Calculations based on a per share basis focus on the financial impact to the company's shareholders. The most widely quoted per share calculation is EPS. Wall Street analysts calculate this number to make forward-looking EPS projections based on their earnings models and to make their investment recommendations. Another widely used share calculation is dividends per share (DPS). Because the number of shares outstanding serves as the denominator in share-based calculations, any number that appears in a company's financial statements (balance sheet, cash flow statement and income statement) may translate on a per share basis. However, it is not necessary to do so and the results may have no bearing on the financial performance of the company as a whole.
Cash Flow Statement
In business, cash is king and the cash flow statement shows a company's cash position for a specific period.
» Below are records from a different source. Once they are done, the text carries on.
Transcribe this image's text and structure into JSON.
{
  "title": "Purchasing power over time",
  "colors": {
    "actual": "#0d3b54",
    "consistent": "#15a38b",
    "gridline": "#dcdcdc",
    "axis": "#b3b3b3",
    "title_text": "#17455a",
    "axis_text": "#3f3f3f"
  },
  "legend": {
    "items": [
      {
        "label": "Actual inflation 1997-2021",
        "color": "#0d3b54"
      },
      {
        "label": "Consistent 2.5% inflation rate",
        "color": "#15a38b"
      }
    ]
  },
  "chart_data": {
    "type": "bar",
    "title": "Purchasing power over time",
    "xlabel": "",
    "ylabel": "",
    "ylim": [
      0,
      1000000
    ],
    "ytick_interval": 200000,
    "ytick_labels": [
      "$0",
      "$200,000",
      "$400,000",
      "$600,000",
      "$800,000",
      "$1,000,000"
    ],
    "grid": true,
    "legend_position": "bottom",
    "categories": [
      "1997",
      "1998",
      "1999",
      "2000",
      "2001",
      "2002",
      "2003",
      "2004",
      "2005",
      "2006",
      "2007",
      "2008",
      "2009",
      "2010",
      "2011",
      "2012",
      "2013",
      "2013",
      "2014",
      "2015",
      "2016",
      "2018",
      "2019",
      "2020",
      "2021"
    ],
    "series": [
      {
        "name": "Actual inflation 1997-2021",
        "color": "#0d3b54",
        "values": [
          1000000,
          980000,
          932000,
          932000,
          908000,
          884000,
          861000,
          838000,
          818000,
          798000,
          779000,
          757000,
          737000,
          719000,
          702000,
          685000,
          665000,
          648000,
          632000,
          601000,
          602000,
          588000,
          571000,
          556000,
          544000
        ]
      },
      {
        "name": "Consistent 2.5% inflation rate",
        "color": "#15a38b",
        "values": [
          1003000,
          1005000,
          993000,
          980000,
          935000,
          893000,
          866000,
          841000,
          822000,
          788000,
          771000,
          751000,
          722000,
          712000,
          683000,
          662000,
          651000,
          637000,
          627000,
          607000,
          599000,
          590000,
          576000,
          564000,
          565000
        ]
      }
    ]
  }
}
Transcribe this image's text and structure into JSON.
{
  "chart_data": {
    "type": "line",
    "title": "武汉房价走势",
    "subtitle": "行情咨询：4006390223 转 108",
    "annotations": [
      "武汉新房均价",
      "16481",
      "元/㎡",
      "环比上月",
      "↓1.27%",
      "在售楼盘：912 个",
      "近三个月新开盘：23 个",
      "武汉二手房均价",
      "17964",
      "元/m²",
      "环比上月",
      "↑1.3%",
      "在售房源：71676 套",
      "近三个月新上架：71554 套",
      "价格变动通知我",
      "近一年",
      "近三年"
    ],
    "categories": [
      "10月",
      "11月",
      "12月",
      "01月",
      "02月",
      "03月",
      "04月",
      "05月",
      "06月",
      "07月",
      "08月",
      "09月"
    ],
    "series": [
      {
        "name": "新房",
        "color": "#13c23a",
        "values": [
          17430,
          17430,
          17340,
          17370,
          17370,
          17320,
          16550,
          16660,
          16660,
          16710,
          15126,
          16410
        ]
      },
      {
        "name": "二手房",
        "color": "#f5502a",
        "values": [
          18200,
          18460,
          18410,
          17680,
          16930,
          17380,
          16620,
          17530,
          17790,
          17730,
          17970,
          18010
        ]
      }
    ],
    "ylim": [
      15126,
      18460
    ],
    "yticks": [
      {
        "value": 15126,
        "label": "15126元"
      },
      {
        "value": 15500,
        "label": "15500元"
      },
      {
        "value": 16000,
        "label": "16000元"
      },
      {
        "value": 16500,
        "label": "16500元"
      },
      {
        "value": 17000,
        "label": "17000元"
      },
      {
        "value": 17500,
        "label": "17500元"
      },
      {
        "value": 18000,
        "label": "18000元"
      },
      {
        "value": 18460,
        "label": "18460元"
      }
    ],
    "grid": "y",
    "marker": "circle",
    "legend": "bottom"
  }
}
The cash flow statement divides the company's cash flow sources into three segments: cash from operating, investing and financing activities. Cash flow from operating activities includes net income for the period and all cash and non-cash items that are a use or source of cash. For example, because depreciation is a non-cash expense, the cash flow from operating activities adds it back to net income as a source of cash. Cash inflows and outflows from investing activities include capital expenditures and income from securities investments. Financing activities show cash inflows and outflows such as a debt or equity issuance (source of cash) and dividend payment (use of cash).
Cash Flow Per Share
Cash flow per share is not a widely quoted financial calculation and is not a required financial disclosure. To calculate cash flow per share, divide a company's total cash flows by its shares outstanding. Or, you can show cash flow per share from operating, investing and financing activities separately. Of all three, perhaps cash flow per share from operations provides a meaningful interpretation as a company's operating activities represent its core business. A company that generates a higher level of operating cash flow is in a healthy position to reinvest in the business, buy back stock or pay dividends. Technically, the difference between the cash flow per share from operating activities and EPS is the company's sources and uses of cash from its investing and financing activities.
Interpreting the Results
In essence, calculating cash flow per share, perhaps with the exception of cash from operating activities, does not yield any new information or results, which is why companies are not required to report cash flow per share. Companies can disclose this number but it doesn't shed any new light on the company's financial standing. For instance, a large influx of cash from an equity offering (reported in cash from financing activities) distorts cash flow per share.